The ungainly adolescent struggles up the rocky mountain, makes the crest at sundown, only to feel rage build overwhelmingly within to see that same Old Man walking forth to meet him: “I thought I got rid of you! Told you never to bother me again! Beat you to a bloody pulp! Tore you to little bits! Can’t you take a hint? I can manage things myself! I don’t need your stupid lamp!”
And so, he takes on Moses with a vengeance. Grapples Him to the ground; beats and pummels the Prophet mercilessly with His own rod until there’s nothing left of Him.
But mankind’s eye becomes Jewish.
Horrified, the angry youth grabs his own converted eye. Plucks it from his face and dashes it to a thousand pieces, smearing the offending orb over every surface; running, running, in his pursuit of power and from unseen pursuers. Though that eye is smeared to Kingdom Come… still, it sees from empty socket. It regenerates itself, while the overgrown teenager runs on, beating at his own face in furious, blinding attack.
The newborn eye perceives that, some time ago, a foot became Hindu; thanks to a little toe that had kicked at Krishna. Within a night or two, it watches the other foot step on Buddha, after the boy had thrown Him from the path that wound around a Bo tree. This one crushing step resulted in a Buddhist foot. Little by little, each foot won over its appending leg.
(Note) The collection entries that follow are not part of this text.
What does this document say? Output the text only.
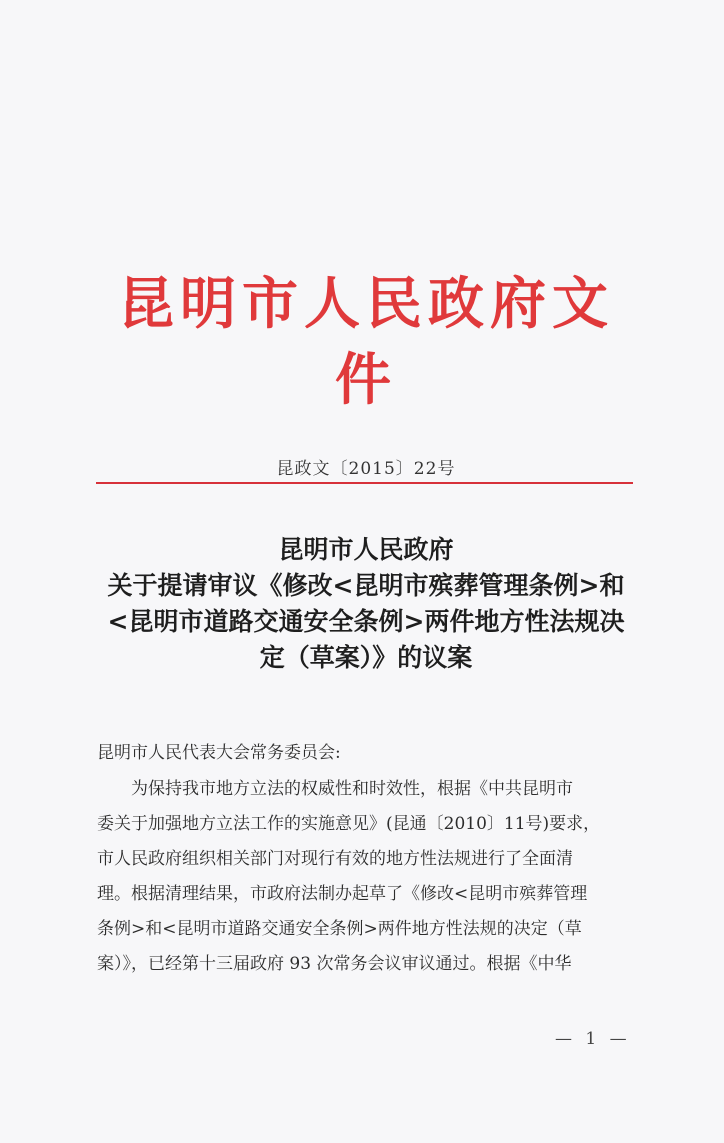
昆明市人民政府文件
昆政文〔2015〕22号
昆明市人民政府
关于提请审议《修改<昆明市殡葬管理条例>和
<昆明市道路交通安全条例>两件地方性法规决
定（草案）》的议案
昆明市人民代表大会常务委员会:
为保持我市地方立法的权威性和时效性，根据《中共昆明市
委关于加强地方立法工作的实施意见》(昆通〔2010〕11号)要求，
市人民政府组织相关部门对现行有效的地方性法规进行了全面清
理。根据清理结果，市政府法制办起草了《修改<昆明市殡葬管理
条例>和<昆明市道路交通安全条例>两件地方性法规的决定（草
案）》，已经第十三届政府 93 次常务会议审议通过。根据《中华
— 1 —
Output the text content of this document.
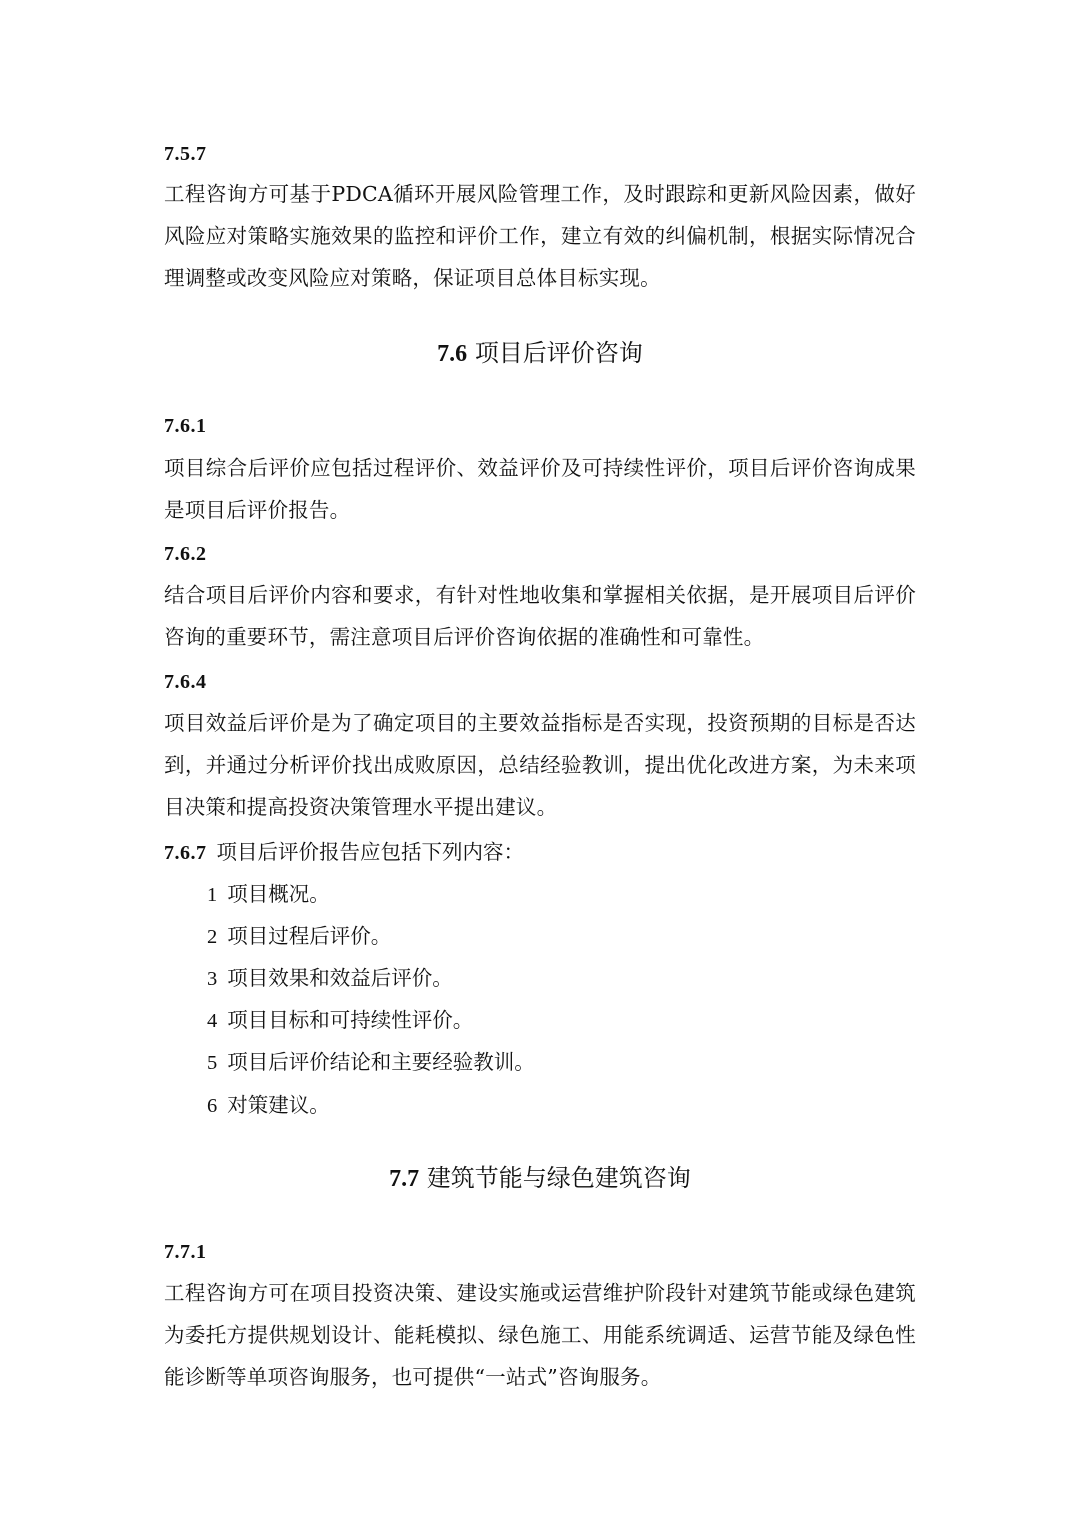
7.5.7
工程咨询方可基于PDCA循环开展风险管理工作，及时跟踪和更新风险因素，做好风险应对策略实施效果的监控和评价工作，建立有效的纠偏机制，根据实际情况合理调整或改变风险应对策略，保证项目总体目标实现。
7.6 项目后评价咨询
7.6.1
项目综合后评价应包括过程评价、效益评价及可持续性评价，项目后评价咨询成果是项目后评价报告。
7.6.2
结合项目后评价内容和要求，有针对性地收集和掌握相关依据，是开展项目后评价咨询的重要环节，需注意项目后评价咨询依据的准确性和可靠性。
7.6.4
项目效益后评价是为了确定项目的主要效益指标是否实现，投资预期的目标是否达到，并通过分析评价找出成败原因，总结经验教训，提出优化改进方案，为未来项目决策和提高投资决策管理水平提出建议。
7.6.7 项目后评价报告应包括下列内容：
1 项目概况。
2 项目过程后评价。
3 项目效果和效益后评价。
4 项目目标和可持续性评价。
5 项目后评价结论和主要经验教训。
6 对策建议。
7.7 建筑节能与绿色建筑咨询
7.7.1
工程咨询方可在项目投资决策、建设实施或运营维护阶段针对建筑节能或绿色建筑为委托方提供规划设计、能耗模拟、绿色施工、用能系统调适、运营节能及绿色性能诊断等单项咨询服务，也可提供“一站式”咨询服务。
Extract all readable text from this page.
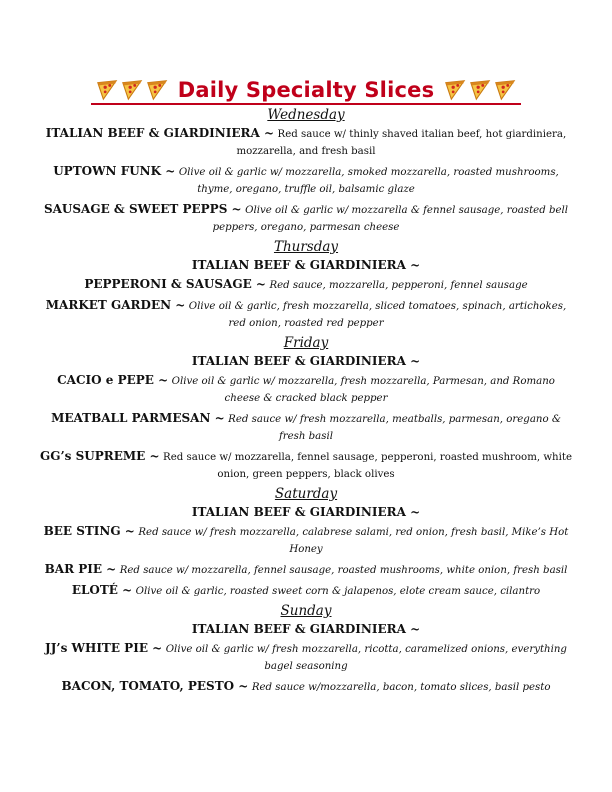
Daily Specialty Slices
Wednesday
ITALIAN BEEF & GIARDINIERA ~ Red sauce w/ thinly shaved italian beef, hot giardiniera, mozzarella, and fresh basil
UPTOWN FUNK ~ Olive oil & garlic w/ mozzarella, smoked mozzarella, roasted mushrooms, thyme, oregano, truffle oil, balsamic glaze
SAUSAGE & SWEET PEPPS ~ Olive oil & garlic w/ mozzarella & fennel sausage, roasted bell peppers, oregano, parmesan cheese
Thursday
ITALIAN BEEF & GIARDINIERA ~
PEPPERONI & SAUSAGE ~ Red sauce, mozzarella, pepperoni, fennel sausage
MARKET GARDEN ~ Olive oil & garlic, fresh mozzarella, sliced tomatoes, spinach, artichokes, red onion, roasted red pepper
Friday
ITALIAN BEEF & GIARDINIERA ~
CACIO e PEPE ~ Olive oil & garlic w/ mozzarella, fresh mozzarella, Parmesan, and Romano cheese & cracked black pepper
MEATBALL PARMESAN ~ Red sauce w/ fresh mozzarella, meatballs, parmesan, oregano & fresh basil
GG’s SUPREME ~ Red sauce w/ mozzarella, fennel sausage, pepperoni, roasted mushroom, white onion, green peppers, black olives
Saturday
ITALIAN BEEF & GIARDINIERA ~
BEE STING ~ Red sauce w/ fresh mozzarella, calabrese salami, red onion, fresh basil, Mike’s Hot Honey
BAR PIE ~ Red sauce w/ mozzarella, fennel sausage, roasted mushrooms, white onion, fresh basil
ELOTÉ ~ Olive oil & garlic, roasted sweet corn & jalapenos, elote cream sauce, cilantro
Sunday
ITALIAN BEEF & GIARDINIERA ~
JJ’s WHITE PIE ~ Olive oil & garlic w/ fresh mozzarella, ricotta, caramelized onions, everything bagel seasoning
BACON, TOMATO, PESTO ~ Red sauce w/mozzarella, bacon, tomato slices, basil pesto
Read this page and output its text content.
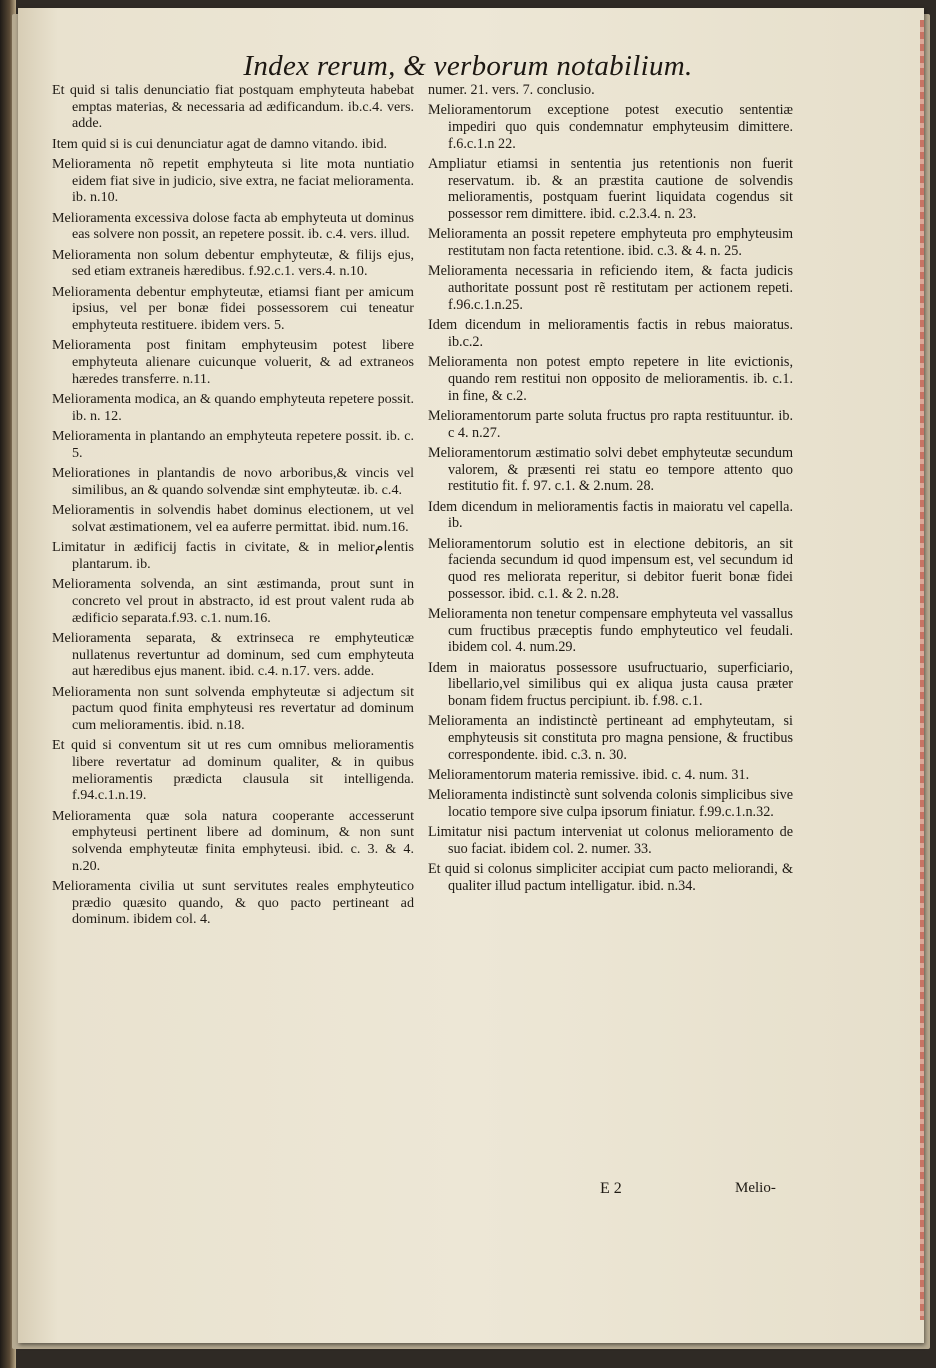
Index rerum, & verborum notabilium.

Et quid si talis denunciatio fiat postquam emphyteuta habebat emptas materias, & necessaria ad ædificandum. ib.c.4. vers. adde.

Item quid si is cui denunciatur agat de damno vitando. ibid.

Melioramenta nõ repetit emphyteuta si lite mota nuntiatio eidem fiat sive in judicio, sive extra, ne faciat melioramenta. ib. n.10.

Melioramenta excessiva dolose facta ab emphyteuta ut dominus eas solvere non possit, an repetere possit. ib. c.4. vers. illud.

Melioramenta non solum debentur emphyteutæ, & filijs ejus, sed etiam extraneis hæredibus. f.92.c.1. vers.4. n.10.

Melioramenta debentur emphyteutæ, etiamsi fiant per amicum ipsius, vel per bonæ fidei possessorem cui teneatur emphyteuta restituere. ibidem vers. 5.

Melioramenta post finitam emphyteusim potest libere emphyteuta alienare cuicunque voluerit, & ad extraneos hæredes transferre. n.11.

Melioramenta modica, an & quando emphyteuta repetere possit. ib. n. 12.

Melioramenta in plantando an emphyteuta repetere possit. ib. c. 5.

Meliorationes in plantandis de novo arboribus,& vincis vel similibus, an & quando solvendæ sint emphyteutæ. ib. c.4.

Melioramentis in solvendis habet dominus electionem, ut vel solvat æstimationem, vel ea auferre permittat. ibid. num.16.

Limitatur in ædificij factis in civitate, & in meliorامentis plantarum. ib.

Melioramenta solvenda, an sint æstimanda, prout sunt in concreto vel prout in abstracto, id est prout valent ruda ab ædificio separata.f.93. c.1. num.16.

Melioramenta separata, & extrinseca re emphyteuticæ nullatenus revertuntur ad dominum, sed cum emphyteuta aut hæredibus ejus manent. ibid. c.4. n.17. vers. adde.

Melioramenta non sunt solvenda emphyteutæ si adjectum sit pactum quod finita emphyteusi res revertatur ad dominum cum melioramentis. ibid. n.18.

Et quid si conventum sit ut res cum omnibus melioramentis libere revertatur ad dominum qualiter, & in quibus melioramentis prædicta clausula sit intelligenda. f.94.c.1.n.19.

Melioramenta quæ sola natura cooperante accesserunt emphyteusi pertinent libere ad dominum, & non sunt solvenda emphyteutæ finita emphyteusi. ibid. c. 3. & 4. n.20.

Melioramenta civilia ut sunt servitutes reales emphyteutico prædio quæsito quando, & quo pacto pertineant ad dominum. ibidem col. 4.

numer. 21. vers. 7. conclusio.

Melioramentorum exceptione potest executio sententiæ impediri quo quis condemnatur emphyteusim dimittere. f.6.c.1.n 22.

Ampliatur etiamsi in sententia jus retentionis non fuerit reservatum. ib. & an præstita cautione de solvendis melioramentis, postquam fuerint liquidata cogendus sit possessor rem dimittere. ibid. c.2.3.4. n. 23.

Melioramenta an possit repetere emphyteuta pro emphyteusim restitutam non facta retentione. ibid. c.3. & 4. n. 25.

Melioramenta necessaria in reficiendo item, & facta judicis authoritate possunt post rẽ restitutam per actionem repeti. f.96.c.1.n.25.

Idem dicendum in melioramentis factis in rebus maioratus. ib.c.2.

Melioramenta non potest empto repetere in lite evictionis, quando rem restitui non opposito de melioramentis. ib. c.1. in fine, & c.2.

Melioramentorum parte soluta fructus pro rapta restituuntur. ib. c 4. n.27.

Melioramentorum æstimatio solvi debet emphyteutæ secundum valorem, & præsenti rei statu eo tempore attento quo restitutio fit. f. 97. c.1. & 2.num. 28.

Idem dicendum in melioramentis factis in maioratu vel capella. ib.

Melioramentorum solutio est in electione debitoris, an sit facienda secundum id quod impensum est, vel secundum id quod res meliorata reperitur, si debitor fuerit bonæ fidei possessor. ibid. c.1. & 2. n.28.

Melioramenta non tenetur compensare emphyteuta vel vassallus cum fructibus præceptis fundo emphyteutico vel feudali. ibidem col. 4. num.29.

Idem in maioratus possessore usufructuario, superficiario, libellario,vel similibus qui ex aliqua justa causa præter bonam fidem fructus percipiunt. ib. f.98. c.1.

Melioramenta an indistinctè pertineant ad emphyteutam, si emphyteusis sit constituta pro magna pensione, & fructibus correspondente. ibid. c.3. n. 30.

Melioramentorum materia remissive. ibid. c. 4. num. 31.

Melioramenta indistinctè sunt solvenda colonis simplicibus sive locatio tempore sive culpa ipsorum finiatur. f.99.c.1.n.32.

Limitatur nisi pactum interveniat ut colonus melioramento de suo faciat. ibidem col. 2. numer. 33.

Et quid si colonus simpliciter accipiat cum pacto meliorandi, & qualiter illud pactum intelligatur. ibid. n.34.

E 2	Melio-
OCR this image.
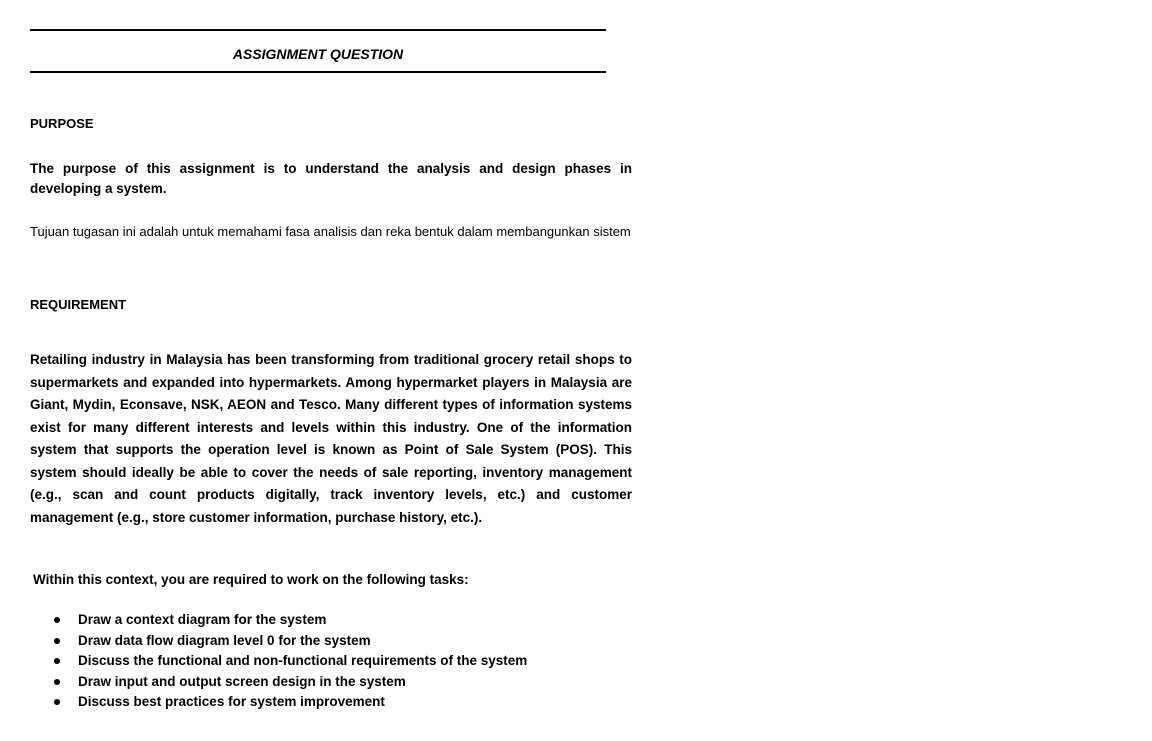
ASSIGNMENT QUESTION
PURPOSE
The purpose of this assignment is to understand the analysis and design phases in developing a system.
Tujuan tugasan ini adalah untuk memahami fasa analisis dan reka bentuk dalam membangunkan sistem
REQUIREMENT
Retailing industry in Malaysia has been transforming from traditional grocery retail shops to supermarkets and expanded into hypermarkets. Among hypermarket players in Malaysia are Giant, Mydin, Econsave, NSK, AEON and Tesco. Many different types of information systems exist for many different interests and levels within this industry. One of the information system that supports the operation level is known as Point of Sale System (POS). This system should ideally be able to cover the needs of sale reporting, inventory management (e.g., scan and count products digitally, track inventory levels, etc.) and customer management (e.g., store customer information, purchase history, etc.).
Within this context, you are required to work on the following tasks:
Draw a context diagram for the system
Draw data flow diagram level 0 for the system
Discuss the functional and non-functional requirements of the system
Draw input and output screen design in the system
Discuss best practices for system improvement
By then, the very sight of that lamp, shining through the branches from afar, was enough to cause saliva to drip in furious frenzy from Mankind’s curling lips, in anticipation of the satisfying blood lust vented in strange evening contests. The teeth that tore at Zoroaster later bore His Name.
One night, the Sage waited, as usual, with His lamp held high. But on his shoulder, He supported the heavy end of a large cross. The man/boy saw his chance, grabbed a rock and shards of iron. Grasping the Sage by the throat, he hammered spikes to holy hands and feet, driving those nails deep into that convenient wood.
“Ha, Sage! You make a fine signpost! Now, maybe others will see you, hanging there by the side of the road, and take warning! LEAVE ME ALONE! I need no interference! I want no interference! I will not brook anyone’s interference! Let all look upon the penalty for interference with ME, THE MAN!!!”
Shouting this, he strode proudly down the road, little guessing that his whole hand had suddenly become Christian. That spot would spread to arm and shoulder, as well as half the trunk.